Il nostro bisogno è l’opportunità che diamo a Dio di entrare nelle nostre esistenze in equilibrio precario.
Dal Vangelo secondo Luca (6,17.20-26)
In quel tempo, Gesù, disceso con i Dodici, si fermò in un luogo pianeggiante. C’era gran folla di suoi discepoli e gran moltitudine di gente da tutta la Giudea, da Gerusalemme e dal litorale di Tiro e di Sidòne.
Ed egli, alzàti gli occhi verso i suoi discepoli, diceva:
«Beati voi, poveri,
perché vostro è il regno di Dio.
Beati voi, che ora avete fame,
perché sarete saziati.
Beati voi, che ora piangete,
perché riderete.
Beati voi, quando gli uomini vi odieranno e quando vi metteranno al bando e vi insulteranno e disprezzeranno il vostro nome come infame, a causa del Figlio dell’uomo. Rallegratevi in quel giorno ed esultate perché, ecco, la vostra ricompensa è grande nel cielo. Allo stesso modo infatti agivano i loro padri con i profeti.
Ma guai a voi, ricchi,
perché avete già ricevuto la vostra consolazione.

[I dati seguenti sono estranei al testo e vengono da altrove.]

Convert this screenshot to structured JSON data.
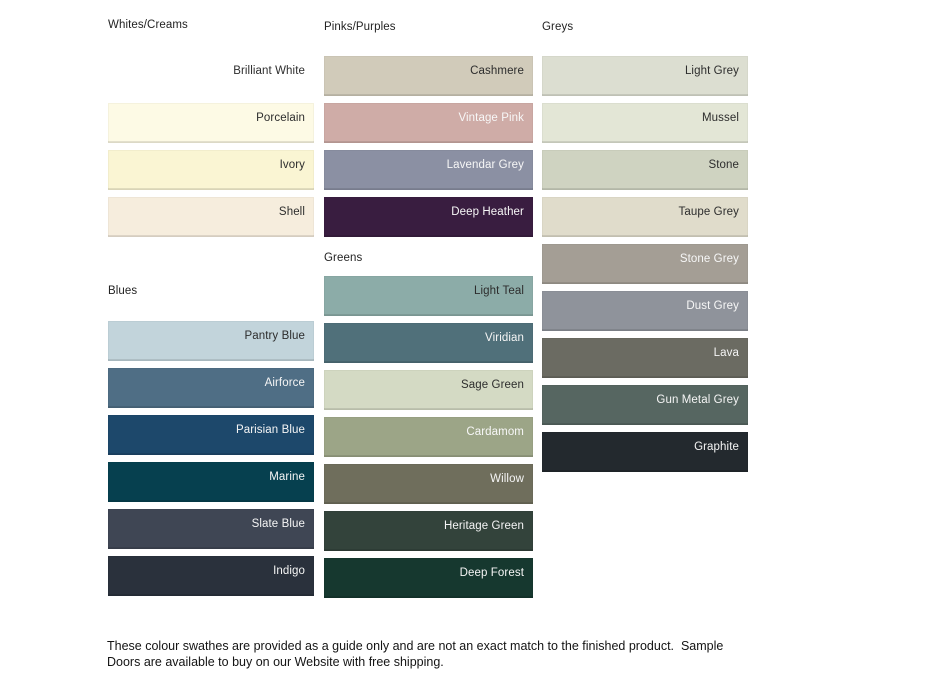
{
  "page": {
    "background": "#ffffff"
  },
  "palette_columns": [
    {
      "sections": [
        {
          "title": "Whites/Creams",
          "swatches": [
            {
              "name": "Brilliant White",
              "bg": "#FFFFFF",
              "fg": "#2D2D2D"
            },
            {
              "name": "Porcelain",
              "bg": "#FDFAE5",
              "fg": "#2D2D2D"
            },
            {
              "name": "Ivory",
              "bg": "#FAF5D3",
              "fg": "#2D2D2D"
            },
            {
              "name": "Shell",
              "bg": "#F6EDDD",
              "fg": "#2D2D2D"
            }
          ]
        },
        {
          "title": "Blues",
          "swatches": [
            {
              "name": "Pantry Blue",
              "bg": "#C2D4DB",
              "fg": "#2D2D2D"
            },
            {
              "name": "Airforce",
              "bg": "#4F6E85",
              "fg": "#F5F5F5"
            },
            {
              "name": "Parisian Blue",
              "bg": "#1D486B",
              "fg": "#F5F5F5"
            },
            {
              "name": "Marine",
              "bg": "#06404F",
              "fg": "#F5F5F5"
            },
            {
              "name": "Slate Blue",
              "bg": "#3F4654",
              "fg": "#F5F5F5"
            },
            {
              "name": "Indigo",
              "bg": "#2A313C",
              "fg": "#F5F5F5"
            }
          ]
        }
      ]
    },
    {
      "sections": [
        {
          "title": "Pinks/Purples",
          "swatches": [
            {
              "name": "Cashmere",
              "bg": "#D1CBBA",
              "fg": "#2D2D2D"
            },
            {
              "name": "Vintage Pink",
              "bg": "#CFACA7",
              "fg": "#F7F7F7"
            },
            {
              "name": "Lavendar Grey",
              "bg": "#8B90A3",
              "fg": "#F7F7F7"
            },
            {
              "name": "Deep Heather",
              "bg": "#391D40",
              "fg": "#F7F7F7"
            }
          ]
        },
        {
          "title": "Greens",
          "swatches": [
            {
              "name": "Light Teal",
              "bg": "#8CACA8",
              "fg": "#2D2D2D"
            },
            {
              "name": "Viridian",
              "bg": "#50707A",
              "fg": "#F5F5F5"
            },
            {
              "name": "Sage Green",
              "bg": "#D4DAC4",
              "fg": "#2D2D2D"
            },
            {
              "name": "Cardamom",
              "bg": "#9CA587",
              "fg": "#F7F7F7"
            },
            {
              "name": "Willow",
              "bg": "#6F6E5C",
              "fg": "#F5F5F5"
            },
            {
              "name": "Heritage Green",
              "bg": "#33433B",
              "fg": "#F5F5F5"
            },
            {
              "name": "Deep Forest",
              "bg": "#16382F",
              "fg": "#F5F5F5"
            }
          ]
        }
      ]
    },
    {
      "sections": [
        {
          "title": "Greys",
          "swatches": [
            {
              "name": "Light Grey",
              "bg": "#DCDED1",
              "fg": "#2D2D2D"
            },
            {
              "name": "Mussel",
              "bg": "#E3E6D6",
              "fg": "#2D2D2D"
            },
            {
              "name": "Stone",
              "bg": "#CFD3C1",
              "fg": "#2D2D2D"
            },
            {
              "name": "Taupe Grey",
              "bg": "#E0DCCB",
              "fg": "#2D2D2D"
            },
            {
              "name": "Stone Grey",
              "bg": "#A49E95",
              "fg": "#F7F7F7"
            },
            {
              "name": "Dust Grey",
              "bg": "#8F939B",
              "fg": "#F7F7F7"
            },
            {
              "name": "Lava",
              "bg": "#6B6B62",
              "fg": "#F5F5F5"
            },
            {
              "name": "Gun Metal Grey",
              "bg": "#566661",
              "fg": "#F5F5F5"
            },
            {
              "name": "Graphite",
              "bg": "#23292E",
              "fg": "#F5F5F5"
            }
          ]
        }
      ]
    }
  ],
  "footer": {
    "line1": "These colour swathes are provided as a guide only and are not an exact match to the finished product.  Sample",
    "line2": "Doors are available to buy on our Website with free shipping."
  }
}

Guai a voi, che ora siete sazi,
perché avrete fame.
Guai a voi, che ora ridete,
perché sarete nel dolore e piangerete.
Guai, quando tutti gli uomini diranno bene di voi. Allo stesso modo infatti agivano i loro padri con i falsi profeti».
Questa Domenica, proseguendo nella lettura continua del Vangelo secondo Luca, ci imbattiamo nell’ascolto delle Beatitudini. Subito, però, ci rendiamo conto di essere di fronte ad una diversa versione rispetto a quelle più conosciute contenute nel Vangelo secondo Matteo. Qui siamo di fronte a quattro beatitudini contrapposte da altrettanti “guai”.
Ci corre dunque l’obbligo di precisare subito che non c’è contrapposizione tra le due versioni. Innanzi tutto perché egli non ha annunciato il mistero di Dio-Padre una volta soltanto e in solo modo. Anzi, come è evidente nei vangeli, all’interno anche di ogni singolo vangelo che è stato scritto, Gesù ripeteva gli stessi concetti in modalità diverse e in contesti e luoghi diversi, con uditori diversi, ma soprattutto in disparte ai discepoli spiegava ogni cosa nei particolari.
Siamo di fronte, perciò, allo stesso tema delle beatitudini, ma in un contesto diverso. Il testo precisa, infatti, che siamo nei pressi di Cafarnao, e che “c’era gran folla di suoi discepoli e gran moltitudine di gente da tutta la Giudea, da Gerusalemme e dal litorale di Tiro e di Sidòne”.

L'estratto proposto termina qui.